First and foremost, the listed ingredients have been easy to find at the store. We make extra every time and pass it around to the neighbors. Give it a try. 🙂
Honestly, it’s been odd doing the grocery shopping during this time of shortages. I head to the usual aisles for the produce and find a ready supply of celery and carrots, but not always potatoes of any kind. Fresh onions and garlic? None in sight for days. Our store makes rotisserie chicken every day, so when we can’t find raw chicken in the meat section, we grab a cooked garlic roast chicken which can serve four hungry people – more if you make soup with it.
We picked this soup recipe for Kerrian’s Notebook because the ingredients have been available every day, no matter which large grocery store we visit. We’ve made it several times during the last three weeks, so it’s definitely been taste-tested. Adjust the spices to your family’s palate.
1 32ounce box of low sodium chicken broth (Swanson’s has a nice organic version)
1 teaspoon sea salt
1.5 cups sliced fresh baby carrots
1.5 cups diced fresh celery, 1/4 inch pieces
1 cup canned diced potatoes
1/2 cup potato water from diced potato can
1 heaping teaspoon garlic powder
1 heaping teaspoon onion powder
1 cooked rotisserie chicken
1/2 cup canned young sweet peas
In large soup pot, sprinkle sea salt evenly on bottom of pan.
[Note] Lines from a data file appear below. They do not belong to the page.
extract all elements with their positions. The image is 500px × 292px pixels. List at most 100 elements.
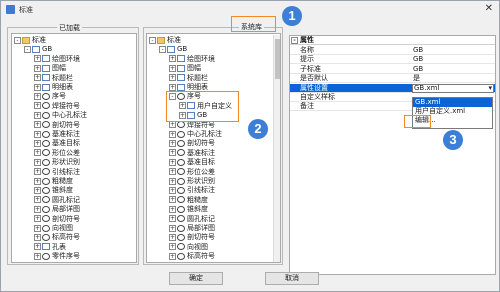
expand-icon[interactable]: +	[34, 233, 41, 241]
tree-item[interactable]: + 圆孔标记	[169, 215, 215, 224]
tree-item[interactable]: - GB	[24, 45, 52, 54]
chevron-down-icon[interactable]: ▾	[488, 84, 492, 93]
close-icon[interactable]: ✕	[485, 3, 493, 14]
tree-item[interactable]: + 绘图环境	[34, 55, 80, 64]
expand-icon[interactable]: +	[169, 130, 176, 138]
expand-icon[interactable]: +	[169, 243, 176, 251]
tree-item[interactable]: + 绘图环境	[169, 55, 215, 64]
property-value-combo[interactable]: GB.xml	[412, 83, 494, 93]
tree-item[interactable]: + 明细表	[34, 83, 73, 92]
expand-icon[interactable]: +	[169, 74, 176, 82]
system-tree-pane[interactable]: - 标准 - GB + 绘图环境 + 图幅 + 标题栏 + 明细表 - 序号 + 用户自定义 + GB + 焊接符号 +…	[146, 33, 281, 263]
tree-item[interactable]: + 图幅	[169, 64, 201, 73]
tree-item[interactable]: + 锥斜度	[169, 205, 208, 214]
tree-item[interactable]: + 图幅	[34, 64, 66, 73]
ok-button[interactable]: 确定	[169, 272, 223, 285]
tree-item[interactable]: + 序号	[34, 92, 66, 101]
expand-icon[interactable]: +	[34, 186, 41, 194]
expand-icon[interactable]: +	[34, 149, 41, 157]
expand-icon[interactable]: +	[34, 130, 41, 138]
tree-item[interactable]: + 粗糙度	[34, 177, 73, 186]
expand-icon[interactable]: +	[34, 168, 41, 176]
tree-item[interactable]: + 形位公差	[34, 149, 80, 158]
tree-item[interactable]: + 局部详图	[169, 224, 215, 233]
collapse-icon[interactable]: -	[24, 45, 31, 53]
tree-item[interactable]: - 标准	[14, 36, 46, 45]
tree-item[interactable]: + 中心孔标注	[169, 130, 222, 139]
tree-item[interactable]: + 剖切符号	[34, 215, 80, 224]
tree-item[interactable]: + 剖切符号	[169, 139, 215, 148]
expand-icon[interactable]: +	[169, 233, 176, 241]
property-row[interactable]: 名称 GB	[290, 46, 495, 55]
expand-icon[interactable]: +	[34, 158, 41, 166]
tree-item[interactable]: + 引线标注	[34, 168, 80, 177]
expand-icon[interactable]: +	[34, 139, 41, 147]
scroll-thumb[interactable]	[275, 39, 280, 79]
expand-icon[interactable]: +	[34, 196, 41, 204]
tree-item[interactable]: + 孔表	[169, 262, 201, 263]
expand-icon[interactable]: +	[34, 55, 41, 63]
expand-icon[interactable]: +	[169, 64, 176, 72]
tree-item[interactable]: + 锥斜度	[34, 186, 73, 195]
expand-icon[interactable]: +	[34, 177, 41, 185]
tree-item[interactable]: + 中心孔标注	[34, 111, 87, 120]
property-row[interactable]: 是否默认 是	[290, 74, 495, 84]
expand-icon[interactable]: +	[169, 262, 176, 263]
expand-icon[interactable]: +	[34, 92, 41, 100]
tree-item[interactable]: + 零件序号	[34, 252, 80, 261]
tree-item[interactable]: + 基准标注	[169, 149, 215, 158]
expand-icon[interactable]: +	[34, 83, 41, 91]
property-row[interactable]: 子标准 GB	[290, 65, 495, 74]
tree-item[interactable]: + 基准标注	[34, 130, 80, 139]
tree-item[interactable]: + 形状识别	[169, 177, 215, 186]
loaded-tree-pane[interactable]: - 标准 - GB + 绘图环境 + 图幅 + 标题栏 + 明细表 + 序号 + 焊接符号 + 中心孔标注 + 剖切符…	[11, 33, 137, 263]
tree-item[interactable]: + 剖切符号	[34, 121, 80, 130]
expand-icon[interactable]: +	[169, 139, 176, 147]
dropdown-option[interactable]: GB.xml	[413, 98, 492, 107]
tree-item[interactable]: + 焊接符号	[34, 102, 80, 111]
property-row[interactable]: 提示 GB	[290, 55, 495, 65]
system-tree-scrollbar[interactable]	[273, 35, 280, 262]
tree-item[interactable]: + 剖切符号	[169, 233, 215, 242]
tree-item[interactable]: + 标高符号	[169, 252, 215, 261]
expand-icon[interactable]: +	[169, 158, 176, 166]
expand-icon[interactable]: +	[34, 205, 41, 213]
tree-item[interactable]: - 标准	[149, 36, 181, 45]
tree-item[interactable]: + 引线标注	[169, 186, 215, 195]
expand-icon[interactable]: +	[169, 177, 176, 185]
collapse-icon[interactable]: -	[291, 37, 298, 44]
collapse-icon[interactable]: -	[159, 45, 166, 53]
expand-icon[interactable]: +	[34, 102, 41, 110]
tree-item[interactable]: - GB	[159, 45, 187, 54]
expand-icon[interactable]: +	[169, 224, 176, 232]
collapse-icon[interactable]: -	[14, 36, 21, 44]
tree-item[interactable]: + 粗糙度	[169, 196, 208, 205]
tree-item[interactable]: + 形位公差	[169, 168, 215, 177]
tree-item[interactable]: + 形状识别	[34, 158, 80, 167]
tree-item[interactable]: + 标题栏	[169, 74, 208, 83]
expand-icon[interactable]: +	[169, 186, 176, 194]
tree-item[interactable]: + 基准目标	[34, 139, 80, 148]
tree-item[interactable]: + 向视图	[34, 224, 73, 233]
expand-icon[interactable]: +	[34, 243, 41, 251]
expand-icon[interactable]: +	[169, 83, 176, 91]
expand-icon[interactable]: +	[169, 121, 176, 129]
tree-item[interactable]: + 标题栏	[34, 74, 73, 83]
expand-icon[interactable]: +	[34, 252, 41, 260]
expand-icon[interactable]: +	[169, 55, 176, 63]
expand-icon[interactable]: +	[169, 149, 176, 157]
tree-item[interactable]: + 基准目标	[169, 158, 215, 167]
tree-item[interactable]: + 标高符号	[34, 233, 80, 242]
expand-icon[interactable]: +	[169, 215, 176, 223]
expand-icon[interactable]: +	[169, 168, 176, 176]
expand-icon[interactable]: +	[169, 252, 176, 260]
collapse-icon[interactable]: -	[149, 36, 156, 44]
expand-icon[interactable]: +	[34, 224, 41, 232]
expand-icon[interactable]: +	[34, 74, 41, 82]
expand-icon[interactable]: +	[169, 205, 176, 213]
expand-icon[interactable]: +	[34, 121, 41, 129]
expand-icon[interactable]: +	[34, 64, 41, 72]
property-grid[interactable]: - 属性 名称 GB 提示 GB 子标准 GB 是否默认是属性设置 GB.xml ▾ 自定义样标备…	[289, 35, 496, 275]
tree-item[interactable]: + 向视图	[169, 243, 208, 252]
cancel-button[interactable]: 取消	[265, 272, 319, 285]
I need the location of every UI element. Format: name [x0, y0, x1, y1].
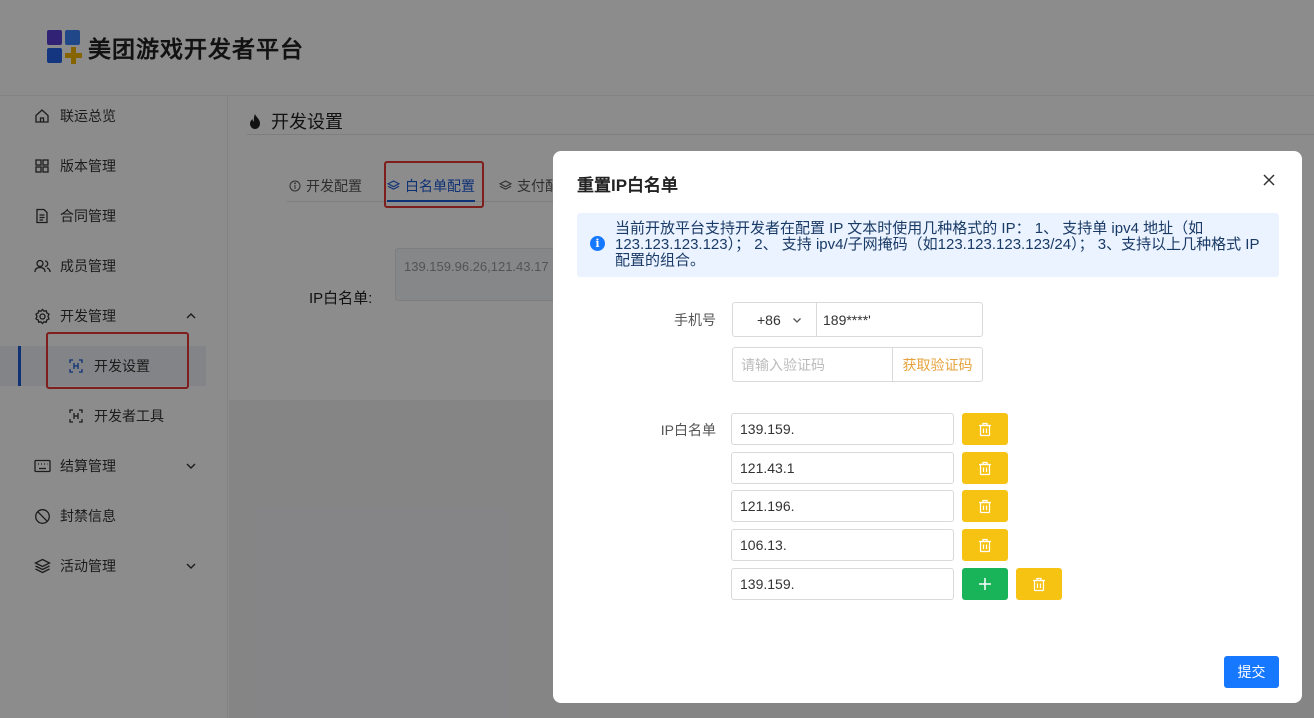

Add carrots, celery, and one cup of the chicken broth, cover the pot and simmer on medium high heat until carrots and celery are tender, ten to fifteen minutes, stirring every five minutes.
While celery and carrots are simmering, chop the rotisserie chicken into 1/2 inch pieces, (about 3 cups) and set aside.
Reduce heat to medium, add diced potatoes, potato water, garlic powder, and onion powder to pot and stir.
Add 3 cups chicken broth to the pot and stir.
Add 3 cups chopped chicken to the pot and stir until well mixed.
Cover pot and heat soup mixture for about ten minutes until it bubbles around the edges, stirring occasionally.
Add peas to the pot, tossing gently, and heat another five minutes.
Remove from heat and serve with crusty bread or crackers.
As with any home prepared food, the leftovers keep for up to four days in the refrigerator.
Good news: it can be frozen in individual portion containers, and freezing extends the shelf life for two weeks. So double the recipe and you’ll have enough for another night. You might want to add more chicken broth when reheating.